In 2011 Moxafrica began working in the Western Cape by supporting two 12 month pilot studies in quite different locations one in Nyanga in the Cape Flats, and the other a hundred miles east in a small township outside Robertson in the South African wine-growing country. Teams of Community Health Workers who deliver daily TB medicine to patients within the townships were trained to use moxa and to offer it to their patients and were asked to report back on their findings. 


The study in Nyanga township near Cape Town was particularly successful and included some MDR-TB patients who were being treated in the community. Through talking to patients and receiving feedback from Health Workers we could see the potential benefits that moxa could bring just as we had in Uganda and were left even more convinced that it had huge potential to help these communities.


In Nyanga, we were very privileged to be working with SACLA (South Africa Christian Leadership Association), and their dedicated team of Health Workers. This special partnership helped us understand some of the immense challenges of township life, as well as the enormous difficulties faced by health professionals in these environments, and we are particularly grateful for Thoko Mtulu, the project's manager for her support.


Dr. Andre Sorger, a lecturer at the School of Natural Medicine at the University of the Western Cape (UWC), was also involved through his long-term contacts with SACLA as part of outreach work with his acupuncture students from the UWC. 
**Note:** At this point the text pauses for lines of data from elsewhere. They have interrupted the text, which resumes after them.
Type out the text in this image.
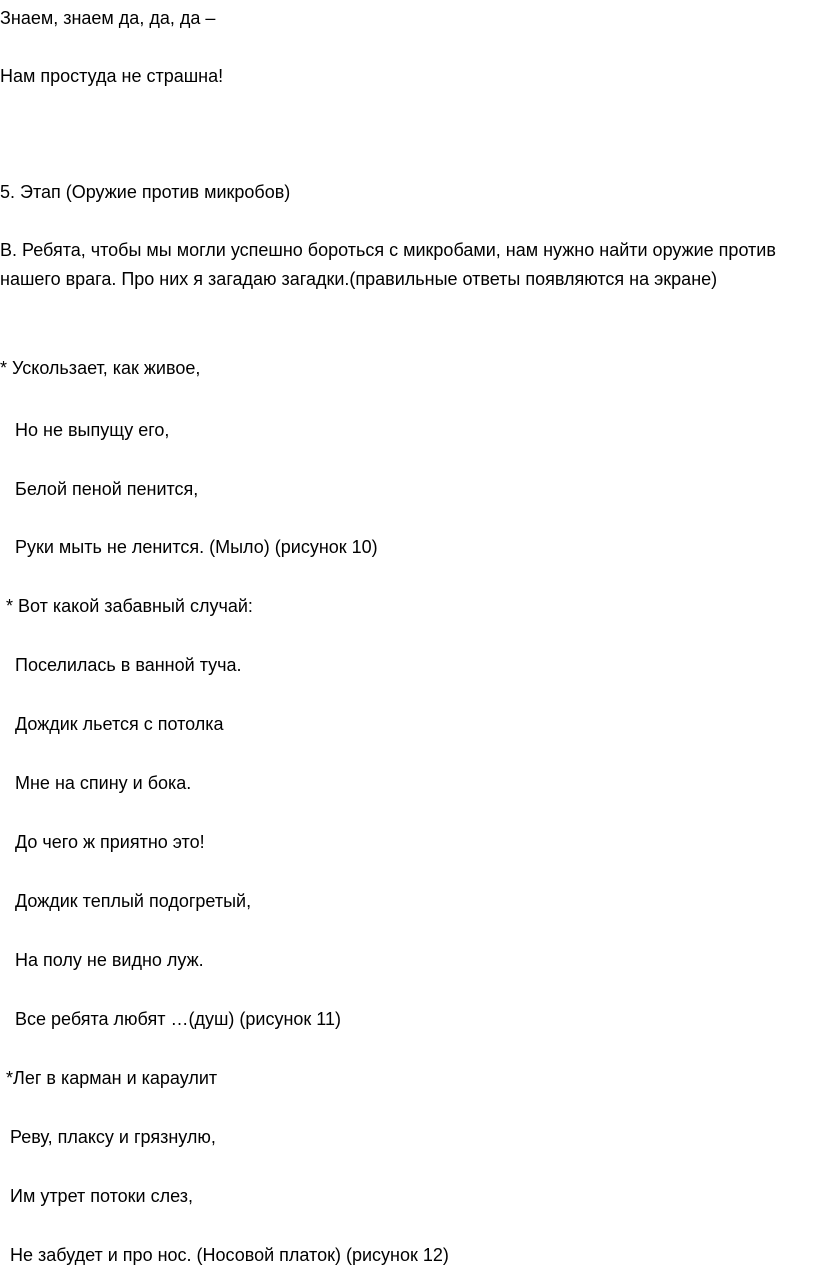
Знаем, знаем да, да, да –
Нам простуда не страшна!
5. Этап (Оружие против микробов)
В. Ребята, чтобы мы могли успешно бороться с микробами, нам нужно найти оружие против нашего врага. Про них я загадаю загадки.(правильные ответы появляются на экране)
* Ускользает, как живое,
Но не выпущу его,
Белой пеной пенится,
Руки мыть не ленится. (Мыло) (рисунок 10)
* Вот какой забавный случай:
Поселилась в ванной туча.
Дождик льется с потолка
Мне на спину и бока.
До чего ж приятно это!
Дождик теплый подогретый,
На полу не видно луж.
Все ребята любят …(душ) (рисунок 11)
*Лег в карман и караулит
Реву, плаксу и грязнулю,
Им утрет потоки слез,
Не забудет и про нос. (Носовой платок) (рисунок 12)
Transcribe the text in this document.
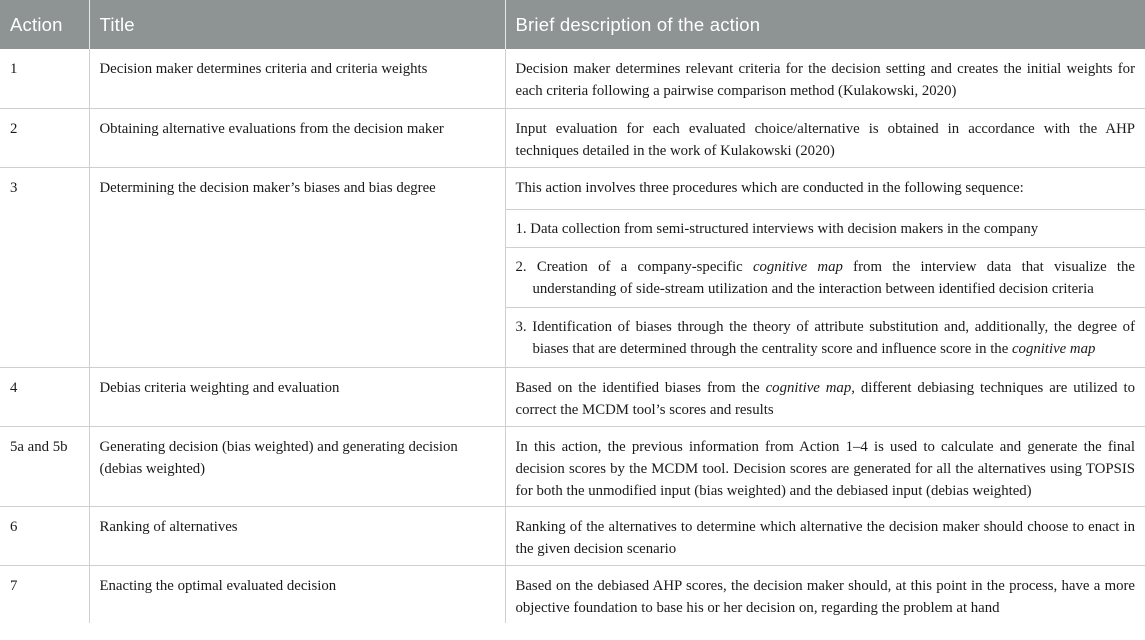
Action	Title	Brief description of the action
1	Decision maker determines criteria and criteria weights	Decision maker determines relevant criteria for the decision setting and creates the initial weights for each criteria following a pairwise comparison method (Kulakowski, 2020)
2	Obtaining alternative evaluations from the decision maker	Input evaluation for each evaluated choice/alternative is obtained in accordance with the AHP techniques detailed in the work of Kulakowski (2020)
3	Determining the decision maker’s biases and bias degree	This action involves three procedures which are conducted in the following sequence:
1. Data collection from semi-structured interviews with decision makers in the company
2. Creation of a company-specific cognitive map from the interview data that visualize the understanding of side-stream utilization and the interaction between identified decision criteria
3. Identification of biases through the theory of attribute substitution and, additionally, the degree of biases that are determined through the centrality score and influence score in the cognitive map

4	Debias criteria weighting and evaluation	Based on the identified biases from the cognitive map, different debiasing techniques are utilized to correct the MCDM tool’s scores and results
5a and 5b	Generating decision (bias weighted) and generating decision (debias weighted)	In this action, the previous information from Action 1–4 is used to calculate and generate the final decision scores by the MCDM tool. Decision scores are generated for all the alternatives using TOPSIS for both the unmodified input (bias weighted) and the debiased input (debias weighted)
6	Ranking of alternatives	Ranking of the alternatives to determine which alternative the decision maker should choose to enact in the given decision scenario
7	Enacting the optimal evaluated decision	Based on the debiased AHP scores, the decision maker should, at this point in the process, have a more objective foundation to base his or her decision on, regarding the problem at hand
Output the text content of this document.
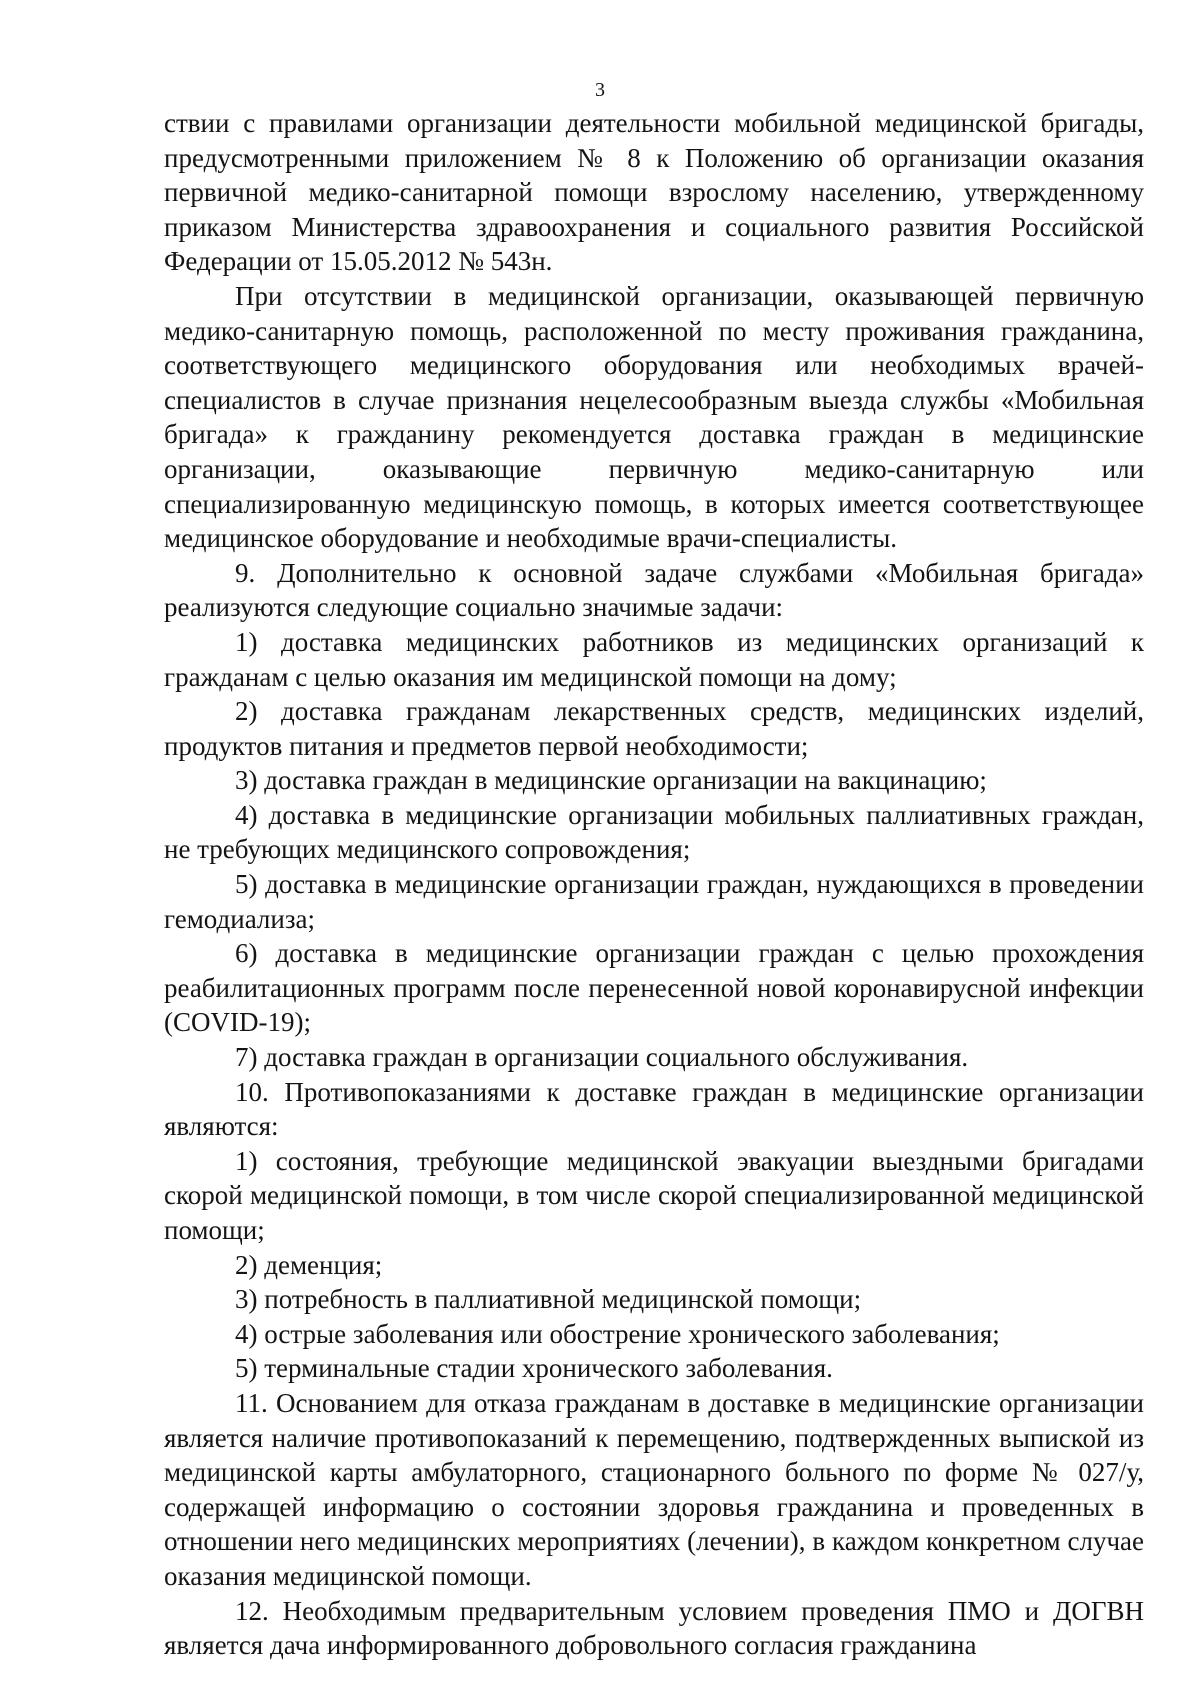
3

ствии с правилами организации деятельности мобильной медицинской бригады, предусмотренными приложением № 8 к Положению об организации оказания первичной медико-санитарной помощи взрослому населению, утвержденному приказом Министерства здравоохранения и социального развития Российской Федерации от 15.05.2012 № 543н.

При отсутствии в медицинской организации, оказывающей первичную медико-санитарную помощь, расположенной по месту проживания гражданина, соответствующего медицинского оборудования или необходимых врачей-специалистов в случае признания нецелесообразным выезда службы «Мобильная бригада» к гражданину рекомендуется доставка граждан в медицинские организации, оказывающие первичную медико-санитарную или специализированную медицинскую помощь, в которых имеется соответствующее медицинское оборудование и необходимые врачи-специалисты.

9. Дополнительно к основной задаче службами «Мобильная бригада» реализуются следующие социально значимые задачи:

1) доставка медицинских работников из медицинских организаций к гражданам с целью оказания им медицинской помощи на дому;

2) доставка гражданам лекарственных средств, медицинских изделий, продуктов питания и предметов первой необходимости;

3) доставка граждан в медицинские организации на вакцинацию;

4) доставка в медицинские организации мобильных паллиативных граждан, не требующих медицинского сопровождения;

5) доставка в медицинские организации граждан, нуждающихся в проведении гемодиализа;

6) доставка в медицинские организации граждан с целью прохождения реабилитационных программ после перенесенной новой коронавирусной инфекции (COVID-19);

7) доставка граждан в организации социального обслуживания.

10. Противопоказаниями к доставке граждан в медицинские организации являются:

1) состояния, требующие медицинской эвакуации выездными бригадами скорой медицинской помощи, в том числе скорой специализированной медицинской помощи;

2) деменция;

3) потребность в паллиативной медицинской помощи;

4) острые заболевания или обострение хронического заболевания;

5) терминальные стадии хронического заболевания.

11. Основанием для отказа гражданам в доставке в медицинские организации является наличие противопоказаний к перемещению, подтвержденных выпиской из медицинской карты амбулаторного, стационарного больного по форме № 027/у, содержащей информацию о состоянии здоровья гражданина и проведенных в отношении него медицинских мероприятиях (лечении), в каждом конкретном случае оказания медицинской помощи.

12. Необходимым предварительным условием проведения ПМО и ДОГВН является дача информированного добровольного согласия гражданина
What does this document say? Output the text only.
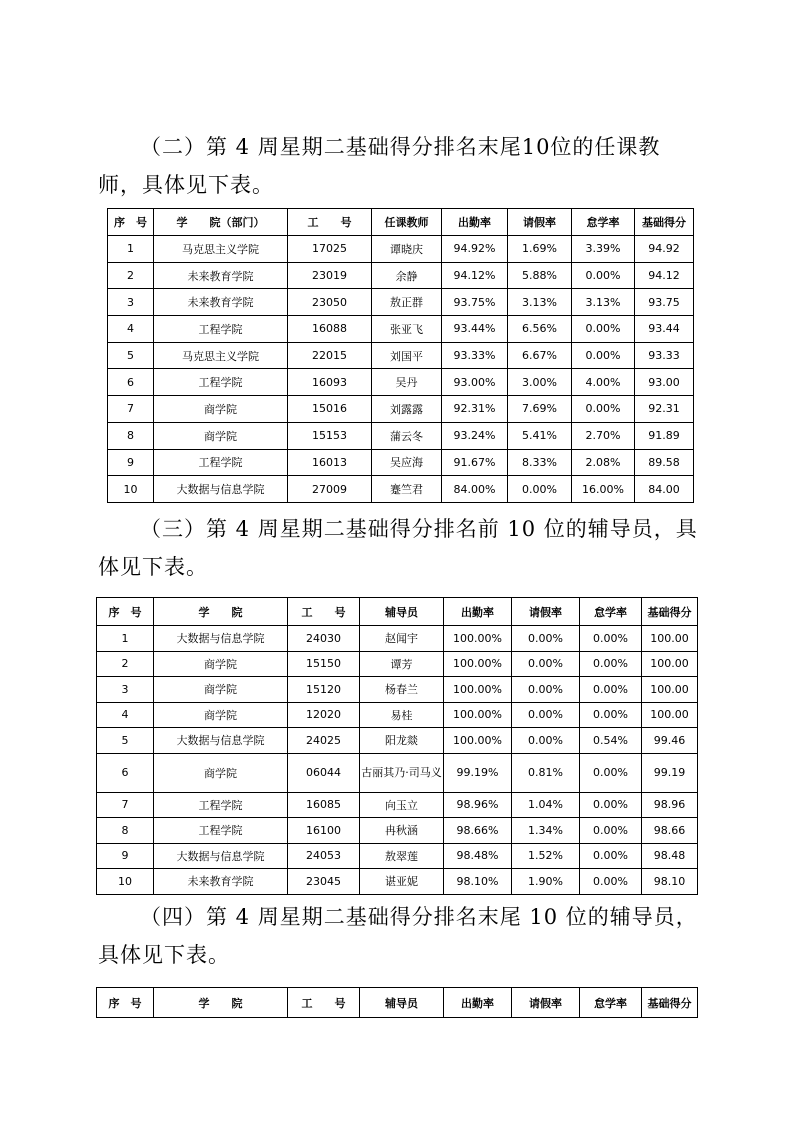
（二）第 4 周星期二基础得分排名末尾10位的任课教师，具体见下表。

序　号	学　　院（部门）	工　　号	任课教师	出勤率	请假率	怠学率	基础得分
1	马克思主义学院	17025	谭晓庆	94.92%	1.69%	3.39%	94.92
2	未来教育学院	23019	余静	94.12%	5.88%	0.00%	94.12
3	未来教育学院	23050	敖正群	93.75%	3.13%	3.13%	93.75
4	工程学院	16088	张亚飞	93.44%	6.56%	0.00%	93.44
5	马克思主义学院	22015	刘国平	93.33%	6.67%	0.00%	93.33
6	工程学院	16093	吴丹	93.00%	3.00%	4.00%	93.00
7	商学院	15016	刘露露	92.31%	7.69%	0.00%	92.31
8	商学院	15153	蒲云冬	93.24%	5.41%	2.70%	91.89
9	工程学院	16013	吴应海	91.67%	8.33%	2.08%	89.58
10	大数据与信息学院	27009	蹇竺君	84.00%	0.00%	16.00%	84.00

（三）第 4 周星期二基础得分排名前 10 位的辅导员，具体见下表。

序　号	学　　院	工　　号	辅导员	出勤率	请假率	怠学率	基础得分
1	大数据与信息学院	24030	赵闻宇	100.00%	0.00%	0.00%	100.00
2	商学院	15150	谭芳	100.00%	0.00%	0.00%	100.00
3	商学院	15120	杨春兰	100.00%	0.00%	0.00%	100.00
4	商学院	12020	易桂	100.00%	0.00%	0.00%	100.00
5	大数据与信息学院	24025	阳龙燚	100.00%	0.00%	0.54%	99.46
6	商学院	06044	古丽其乃·司马义	99.19%	0.81%	0.00%	99.19
7	工程学院	16085	向玉立	98.96%	1.04%	0.00%	98.96
8	工程学院	16100	冉秋涵	98.66%	1.34%	0.00%	98.66
9	大数据与信息学院	24053	敖翠莲	98.48%	1.52%	0.00%	98.48
10	未来教育学院	23045	谌亚妮	98.10%	1.90%	0.00%	98.10

（四）第 4 周星期二基础得分排名末尾 10 位的辅导员，具体见下表。

序　号	学　　院	工　　号	辅导员	出勤率	请假率	怠学率	基础得分
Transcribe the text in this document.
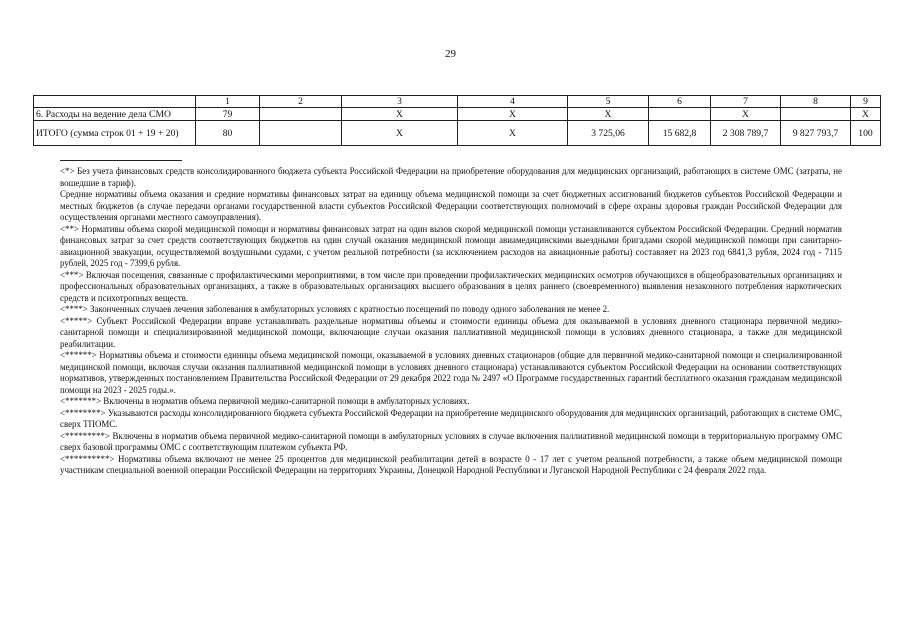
29
	1	2	3	4	5	6	7	8	9
6. Расходы на ведение дела СМО	79		Х	Х	Х		Х		Х
ИТОГО (сумма строк 01 + 19 + 20)	80		Х	Х	3 725,06	15 682,8	2 308 789,7	9 827 793,7	100

<*> Без учета финансовых средств консолидированного бюджета субъекта Российской Федерации на приобретение оборудования для медицинских организаций, работающих в системе ОМС (затраты, не вошедшие в тариф).

Средние нормативы объема оказания и средние нормативы финансовых затрат на единицу объема медицинской помощи за счет бюджетных ассигнований бюджетов субъектов Российской Федерации и местных бюджетов (в случае передачи органами государственной власти субъектов Российской Федерации соответствующих полномочий в сфере охраны здоровья граждан Российской Федерации для осуществления органами местного самоуправления).

<**> Нормативы объема скорой медицинской помощи и нормативы финансовых затрат на один вызов скорой медицинской помощи устанавливаются субъектом Российской Федерации. Средний норматив финансовых затрат за счет средств соответствующих бюджетов на один случай оказания медицинской помощи авиамедицинскими выездными бригадами скорой медицинской помощи при санитарно-авиационной эвакуации, осуществляемой воздушными судами, с учетом реальной потребности (за исключением расходов на авиационные работы) составляет на 2023 год 6841,3 рубля, 2024 год - 7115 рублей, 2025 год - 7399,6 рубля.

<***> Включая посещения, связанные с профилактическими мероприятиями, в том числе при проведении профилактических медицинских осмотров обучающихся в общеобразовательных организациях и профессиональных образовательных организациях, а также в образовательных организациях высшего образования в целях раннего (своевременного) выявления незаконного потребления наркотических средств и психотропных веществ.

<****> Законченных случаев лечения заболевания в амбулаторных условиях с кратностью посещений по поводу одного заболевания не менее 2.

<*****> Субъект Российской Федерации вправе устанавливать раздельные нормативы объемы и стоимости единицы объема для оказываемой в условиях дневного стационара первичной медико-санитарной помощи и специализированной медицинской помощи, включающие случаи оказания паллиативной медицинской помощи в условиях дневного стационара, а также для медицинской реабилитации.

<******> Нормативы объема и стоимости единицы объема медицинской помощи, оказываемой в условиях дневных стационаров (общие для первичной медико-санитарной помощи и специализированной медицинской помощи, включая случаи оказания паллиативной медицинской помощи в условиях дневного стационара) устанавливаются субъектом Российской Федерации на основании соответствующих нормативов, утвержденных постановлением Правительства Российской Федерации от 29 декабря 2022 года № 2497 «О Программе государственных гарантий бесплатного оказания гражданам медицинской помощи на 2023 - 2025 годы.».

<*******> Включены в норматив объема первичной медико-санитарной помощи в амбулаторных условиях.

<********> Указываются расходы консолидированного бюджета субъекта Российской Федерации на приобретение медицинского оборудования для медицинских организаций, работающих в системе ОМС, сверх ТПОМС.

<*********> Включены в норматив объема первичной медико-санитарной помощи в амбулаторных условиях в случае включения паллиативной медицинской помощи в территориальную программу ОМС сверх базовой программы ОМС с соответствующим платежом субъекта РФ.

<**********> Нормативы объема включают не менее 25 процентов для медицинской реабилитации детей в возрасте 0 - 17 лет с учетом реальной потребности, а также объем медицинской помощи участникам специальной военной операции Российской Федерации на территориях Украины, Донецкой Народной Республики и Луганской Народной Республики с 24 февраля 2022 года.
The general information gained from both of these projects (in Nyanga and in Robertson) helped us in the planning of the Randomised Control Trial that was then beginning to come into real shape back in Uganda.


Unfortunately seriously deteriorating crime levels in the township coupled with problems within SACLA itself led to the project having to be suspended just at the moment it was beginning to really gather its own momentum. We still remain hopeful, however, that something can be salvaged, either in Nyanga or in a similar project elsewhere in the Cape Flats.